Вначале раскрывалась партитура, и Эдисон Васильевич анализировал ее оркестровую технику, одновременно пытаясь объяснить нам логику сочинения, процессы развития композиторской мысли. После прослушивания музыка обсуждалась совместно со всеми присутствующими.
Таким образом мы не только познакомились с массой неизвестных или почти неизвестных нам композиторов и их сочинениями, но научились по-новому смотреть на то, что нам было давно знакомо. Польза от таких прослушиваний была огромной.
Денисов охотно соглашался смотреть сочинения своих учеников (и не только своих) и давал ценные советы. Суждения его всегда были краткими, четкими, зачастую резкими и категоричными, они могли быть даже обидными: «Дима, вы совсем не умеете писать для этого инструмента...». «Здесь вы какую-то ерунду написали ...». «Тут вы просто поленились ...». «Такие тремоло пишут только в плохой театральной музыке...». «Здесь только одна хорошая страница — остальное как будто написал другой композитор ...». «Это нужно выбросить...», и т. д.
Большое внимание Денисов уделял ритмической стороне сочинения и не терпел здесь однообразия и примитивных решений. Это касалось и звуковысотной организации, мелодики. Инструментальная фактура должна была быть пластичной, всегда соответствовать характеру данного инструмента. Технические возможности каждого инструмента следовало использовать в наибольшем объеме. Сочинение должно быяо быть написано в одной манере — разностильность и техническая разнородность считались большим дефектом. Все штрихи и нюансы необходимо было продумать и расставить. Любые намерения должны были быть четко выражены и детально выписаны — любая приблизительность инеопределенность осуждалась.

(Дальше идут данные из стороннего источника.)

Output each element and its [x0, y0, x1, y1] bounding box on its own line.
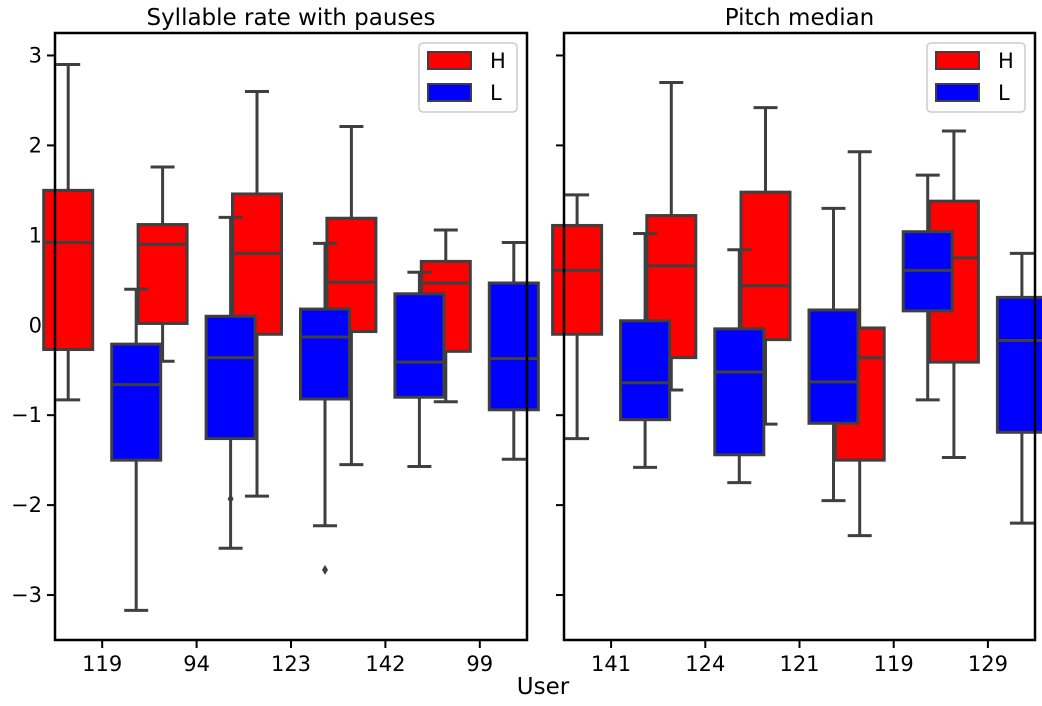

Таким образом ученик получал от учителя всё то, что принято называть технической оснащенностью и профессионализмом. И сейчас, спустя много лет, я убежден, что эти уроки – самое ценное, что я получил в консерватории.
Но обучение у Денисова этим не исчерпывалось — оно продолжалось на его собственных партитурах. Безупречное мастерство, бесконечная изобретательность, высокая культура мышления, удивительная красота и утонченность, отличающие их, всегда притягивают, увлекают, заставляют думать, сообщают творческий импульс.
За годы нашего знакомства мое ученичество у Денисова переросло в тесную дружбу с ним. И я благодарен судьбе, давшей мне такого прекрасного учителя и такого верного друга.